Figure 3: Informatica Data Access Policy Builder
The data steward defines the protection policy (as shown in the Figure 3) for their organization for the dataset pertaining to the user billing. When new billing data is added to the data lake and classified in the billing domain by Informatica’s AI engine, the defined policies are automatically associated to the dataset based on the underlying data model and data column classification. Based on the defined policy, the ‘Email’, ‘First Name’, and ‘Social Security Number’ are tokenized using consistent hashing to preserve referential integrity.

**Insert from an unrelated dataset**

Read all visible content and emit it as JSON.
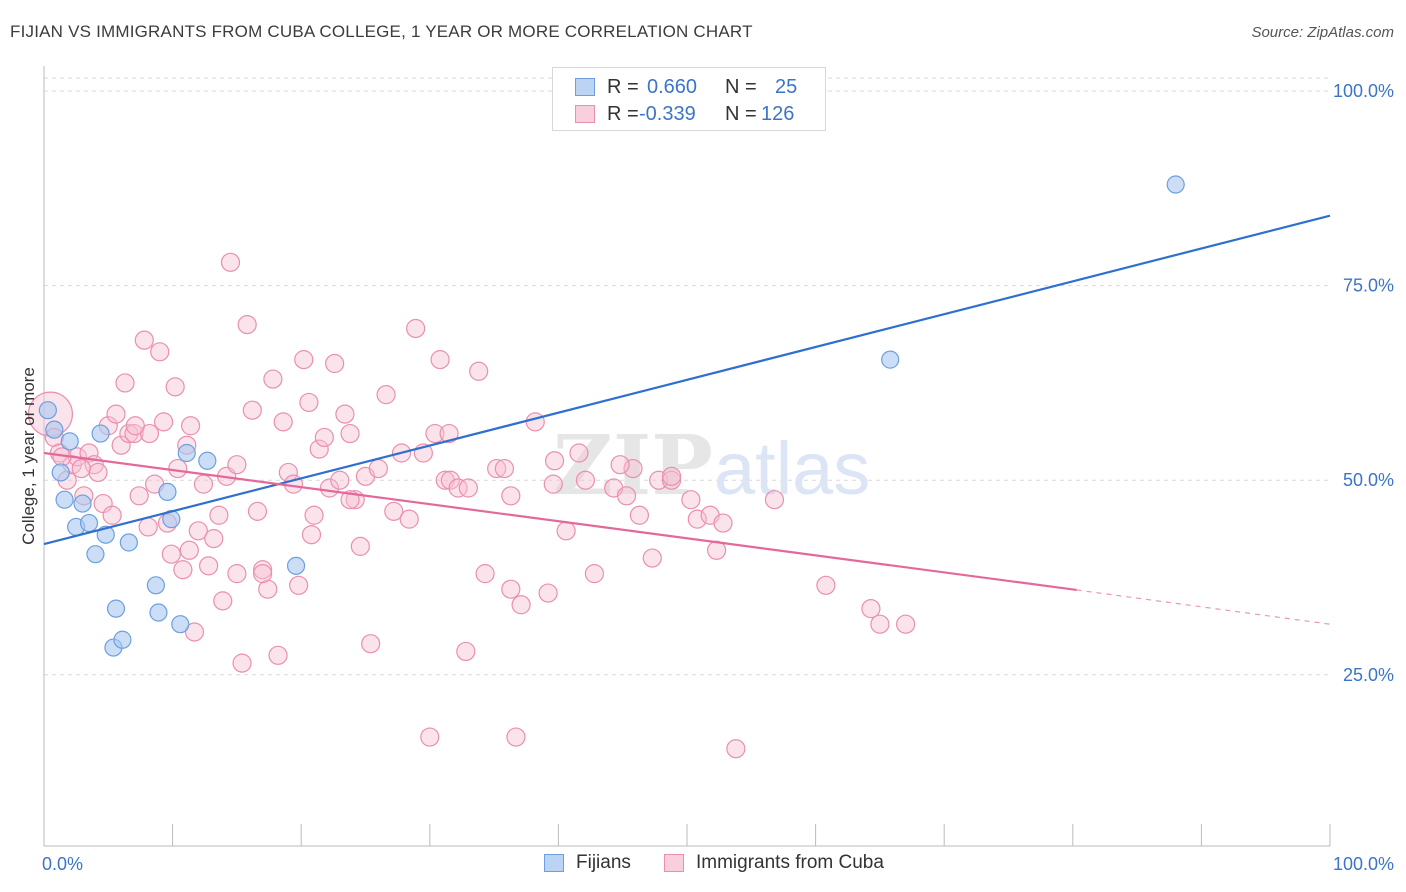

Figure 4: Informatica Cloud Data Marketplace
Using CDMP (shown in Figure 4), the data owner shares detailed information about the billing dataset, such as its quality and lineage. This helps data scientists and other data consumers in the organization quickly understand the dataset’s lifecycle and features, making it easier for them to decide whether to request access. Additionally, the data owner also defines a set of delivery targets specifying how and where the dataset is provisioned for the consumer. In this case, given the sensitive information in the billing dataset, the data owner declares the delivery target as ‘CDAM – Amazon S3 Access Grants’ for the billing dataset to be consumed subject to both Informatica’s protection policy and the access permission defined in S3 Access Grants.

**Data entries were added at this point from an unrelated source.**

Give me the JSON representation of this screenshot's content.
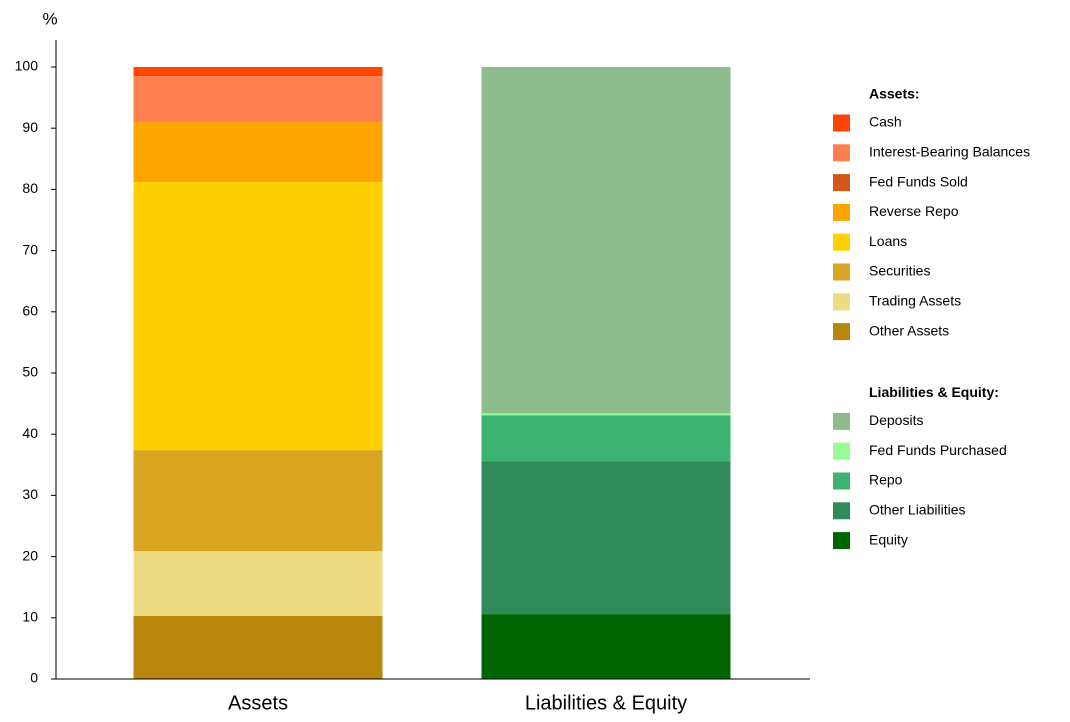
{
  "chart_data": {
    "type": "stacked-bar",
    "y_label": "%",
    "categories": [
      "Assets",
      "Liabilities & Equity"
    ],
    "ylim": [
      0,
      100
    ],
    "yticks": [
      0,
      10,
      20,
      30,
      40,
      50,
      60,
      70,
      80,
      90,
      100
    ],
    "groups": [
      {
        "title": "Assets:",
        "series": [
          {
            "name": "Cash",
            "color": "#ff4500",
            "values": [
              1.5,
              null
            ]
          },
          {
            "name": "Interest-Bearing Balances",
            "color": "#ff7f50",
            "values": [
              7.5,
              null
            ]
          },
          {
            "name": "Fed Funds Sold",
            "color": "#d2581a",
            "values": [
              0,
              null
            ]
          },
          {
            "name": "Reverse Repo",
            "color": "#ffa500",
            "values": [
              9.8,
              null
            ]
          },
          {
            "name": "Loans",
            "color": "#ffd000",
            "values": [
              43.8,
              null
            ]
          },
          {
            "name": "Securities",
            "color": "#daa520",
            "values": [
              16.5,
              null
            ]
          },
          {
            "name": "Trading Assets",
            "color": "#eedc82",
            "values": [
              10.6,
              null
            ]
          },
          {
            "name": "Other Assets",
            "color": "#b8860b",
            "values": [
              10.3,
              null
            ]
          }
        ]
      },
      {
        "title": "Liabilities & Equity:",
        "series": [
          {
            "name": "Deposits",
            "color": "#8fbc8f",
            "values": [
              null,
              56.6
            ]
          },
          {
            "name": "Fed Funds Purchased",
            "color": "#98fb98",
            "values": [
              null,
              0.3
            ]
          },
          {
            "name": "Repo",
            "color": "#3cb371",
            "values": [
              null,
              7.5
            ]
          },
          {
            "name": "Other Liabilities",
            "color": "#2e8b57",
            "values": [
              null,
              25.0
            ]
          },
          {
            "name": "Equity",
            "color": "#006400",
            "values": [
              null,
              10.6
            ]
          }
        ]
      }
    ]
  }
}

Figure 5: Data access request workflow (CDMP)
The data scientist explores categories of data assets in CDMP. Upon finding the needed billing dataset for training a model to predict consumer behavior with pricing changes, they submit an order to access the sensitive dataset. As part of this order, the data scientist also declares their intended use, provides a business justification, and selects ‘CDAM – Amazon S3 Access Grants’ as the delivery target (as shown in Figure 5).
Figure 6: Data access approval workflow (CDMP)

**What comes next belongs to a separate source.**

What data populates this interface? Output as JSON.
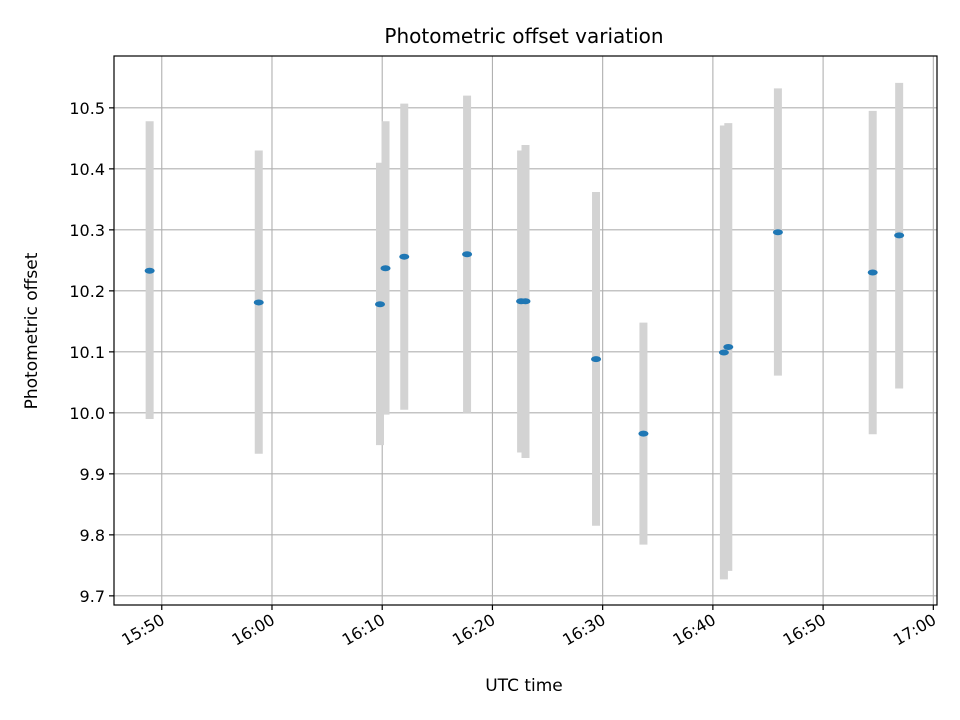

The billing data owner gets a notification for a new order pending approval. Once approved, an automated workflow kicks in to enforce data access protection policy as outlined by the data steward. Following this, an unidentified and protected copy of the dataset is provisioned for the data scientist. Finally, the needed object level access is granted with Amazon S3 Access Grants APIs, allowing the data consumer to access the unidentified copy of the billing dataset. After the fulfillment process concludes, the data scientist receives a notification confirming the order’s completion. The notification includes details about the provisioned dataset. The entire timeline (as shown in Figure 6) of the access fulfillment process is maintained for audit. For a dataset without any sensitive information, the data owner can also configure automatic approval workflow within CDMP.
Figure 7: Access data from Amazon SageMaker using Amazon S3 Access Grants
The data scientist can now start training the model within Amazon SageMaker using the billing dataset. The data scientist uses the Amazon S3 Access Grants SDK in SageMaker (as shown in Figure 7) to receive the necessary credentials for reading their unidentified data. The data is also subject to the protections of the policy defined by the data steward in Informatica’s data access management. The first name, email addresses, and social security number in the billing dataset are tokenized.
Figure 8: Data Access Withdrawn (CDMP)
After the data scientist finishes training the model in Amazon SageMaker and no longer needs access to the data, they can request a withdrawal of access through CDMP. Additionally, the data owner can revoke access at any time, if necessary.
Figure 9: Data access denied within Amazon SageMaker
Conclusion
In this post, we illustrated a streamlined, self-service data access management solution, granting data stewards the ability to enforce data protection measures. This makes sure of appropriate data usage and controlled access for authorized data consumers, all without sacrificing the prompt access and delivery of data. This approach plays a crucial role in fostering collaboration and data sharing across organization and building a data-driven culture.